I’ve worked in software engineering with Harvard, Stanford, and MIT students. The only difference I saw was during their first couple of years out of undergrad where the people who went to prestigious schools had more confidence to jump in and solve problems. After those first two-ish years, people’s abilities correlated more with who they were and not where they went to school.
Have you considered that the students whom you are working with were among the bottom quartile at their alma mater? The very best tend to take unique paths.
Once you have work experience, either from your first few jobs, or for some from internships, then your school rarely matters. It's not like you learned some revolutionary thing that is exclusive to MIT 20 years ago, or that whatever you learned is even applicable for that matter.
This could have made sense before Harvard's financial aid became so generous, but now they give loads of aid to middle- and low-income students.
It would sound a bit weird to keep saying "I got into Harvard...", likely for the same reason you mention at the end. Who wants to be an eliteness snob? Unfortunately there are many such people in the world, which is part of the reason their cachet persists.
Professors are afraid of upsetting students, or being called bigots if a person in some protected identity group gets a bad grade and complains about bias. This is an inevitable consequence of campus culture having a strong belief in guilt-by-accusation.
A 70 corresponds to 2.7 GPA:
https://undergrad.engineering.utoronto.ca/calculate-gpa/
https://www.reddit.com/r/UofT/comments/672fj3/what_is_the_av...
I'm slightly annoyed at this discourse because I went to Columbia, an institution that seemed hellbent at enforcing some vague sense of rigor at the expense of the sanity of most of its students. I certainly want to be challenged, and don't want top Universities to be glorified country clubs masquerading as academic environments, but I also think that what a defines substantive and rigorous eduction is at the highest level is actually quite hard to pin down.
The kids going to such elite institutions (similar to the British public school program for the posh) probably mostly came out of private high schools that also inflated grades, and if SATs are used, they probably had SAT tutors - so they're going to be used to getting top scores on everything, and will complain mightily if that changes.

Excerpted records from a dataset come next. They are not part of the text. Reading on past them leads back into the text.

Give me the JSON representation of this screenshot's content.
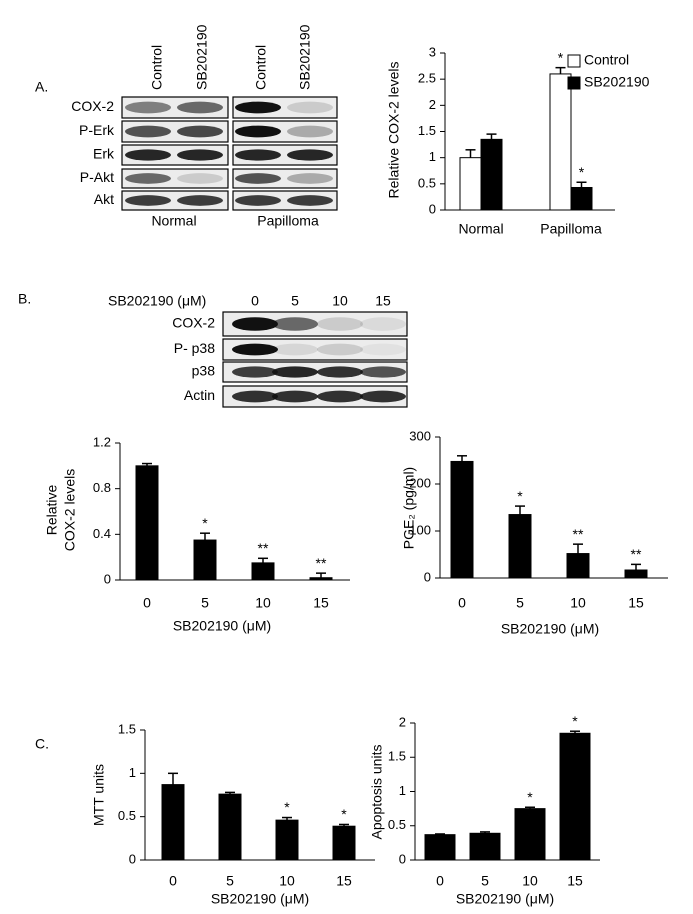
{
  "panel_labels": [
    "A.",
    "B.",
    "C."
  ],
  "blot_a": {
    "columns": [
      "Control",
      "SB202190",
      "Control",
      "SB202190"
    ],
    "rows": [
      "COX-2",
      "P-Erk",
      "Erk",
      "P-Akt",
      "Akt"
    ],
    "groups": [
      "Normal",
      "Papilloma"
    ]
  },
  "blot_b": {
    "treatment": "SB202190 (μM)",
    "lanes": [
      "0",
      "5",
      "10",
      "15"
    ],
    "rows": [
      "COX-2",
      "P- p38",
      "p38",
      "Actin"
    ]
  },
  "chart_data": [
    {
      "type": "bar",
      "ylabel": "Relative COX-2 levels",
      "categories": [
        "Normal",
        "Papilloma"
      ],
      "series": [
        {
          "name": "Control",
          "color": "#ffffff",
          "values": [
            1.0,
            2.6
          ],
          "errors": [
            0.15,
            0.12
          ],
          "significance": [
            null,
            "*"
          ]
        },
        {
          "name": "SB202190",
          "color": "#000000",
          "values": [
            1.35,
            0.43
          ],
          "errors": [
            0.1,
            0.1
          ],
          "significance": [
            null,
            "*"
          ]
        }
      ],
      "ylim": [
        0,
        3
      ],
      "yticks": [
        0,
        0.5,
        1,
        1.5,
        2,
        2.5,
        3
      ],
      "legend": "upper right"
    },
    {
      "type": "bar",
      "ylabel": [
        "Relative",
        "COX-2 levels"
      ],
      "xlabel": "SB202190 (μM)",
      "categories": [
        "0",
        "5",
        "10",
        "15"
      ],
      "series": [
        {
          "color": "#000000",
          "values": [
            1.0,
            0.35,
            0.15,
            0.02
          ],
          "errors": [
            0.02,
            0.06,
            0.04,
            0.04
          ],
          "significance": [
            null,
            "*",
            "**",
            "**"
          ]
        }
      ],
      "ylim": [
        0,
        1.2
      ],
      "yticks": [
        0,
        0.4,
        0.8,
        1.2
      ]
    },
    {
      "type": "bar",
      "ylabel": "PGE₂ (pg/ml)",
      "xlabel": "SB202190 (μM)",
      "categories": [
        "0",
        "5",
        "10",
        "15"
      ],
      "series": [
        {
          "color": "#000000",
          "values": [
            248,
            135,
            52,
            17
          ],
          "errors": [
            12,
            18,
            20,
            12
          ],
          "significance": [
            null,
            "*",
            "**",
            "**"
          ]
        }
      ],
      "ylim": [
        0,
        300
      ],
      "yticks": [
        0,
        100,
        200,
        300
      ]
    },
    {
      "type": "bar",
      "ylabel": "MTT units",
      "xlabel": "SB202190 (μM)",
      "categories": [
        "0",
        "5",
        "10",
        "15"
      ],
      "series": [
        {
          "color": "#000000",
          "values": [
            0.87,
            0.76,
            0.46,
            0.39
          ],
          "errors": [
            0.13,
            0.02,
            0.03,
            0.02
          ],
          "significance": [
            null,
            null,
            "*",
            "*"
          ]
        }
      ],
      "ylim": [
        0,
        1.5
      ],
      "yticks": [
        0,
        0.5,
        1,
        1.5
      ]
    },
    {
      "type": "bar",
      "ylabel": "Apoptosis units",
      "xlabel": "SB202190 (μM)",
      "categories": [
        "0",
        "5",
        "10",
        "15"
      ],
      "series": [
        {
          "color": "#000000",
          "values": [
            0.37,
            0.39,
            0.75,
            1.85
          ],
          "errors": [
            0.01,
            0.02,
            0.02,
            0.03
          ],
          "significance": [
            null,
            null,
            "*",
            "*"
          ]
        }
      ],
      "ylim": [
        0,
        2
      ],
      "yticks": [
        0,
        0.5,
        1,
        1.5,
        2
      ]
    }
  ]
}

I don't really think the point of those schools is to really get a top-notch education, anyway - as with the British system, the point is to network with other children from wealthy elite families, which is a launchpad into the upper circles of government, business and media. The Atlantic spelled it out recently:
The answer lies in the specific nature of Ivy League elitism, which is an aristocracy of networks. Ivy League graduates make up 0.4 percent of the country. They are significantly overrepresented in Fortune 500 C-suites, in the House of Representatives, in the Senate, in academia, and in the media.
https://www.theatlantic.com/ideas/archive/2022/01/ivy-league...
As far as anyone who wants a useful education in technology/science/math/engineering, you really want to go to a research-centric school that's small enough to allow you a chance to work directly with active research groups - even in a menial position. If you want to go onto graduate school, that experience is more valuable than anything else. Grades and GRE scores also matter, and will help with things like paid fellowships, but not nearly as much as hands-on experience with a real research group. Also, always take the harder series - a C grade in an advanced physics course for physics majors will mean more than an A grade in the softer version for non-majors, for example.
The only thing less objectively "elite" than the American investment firm is the American House of Representatives.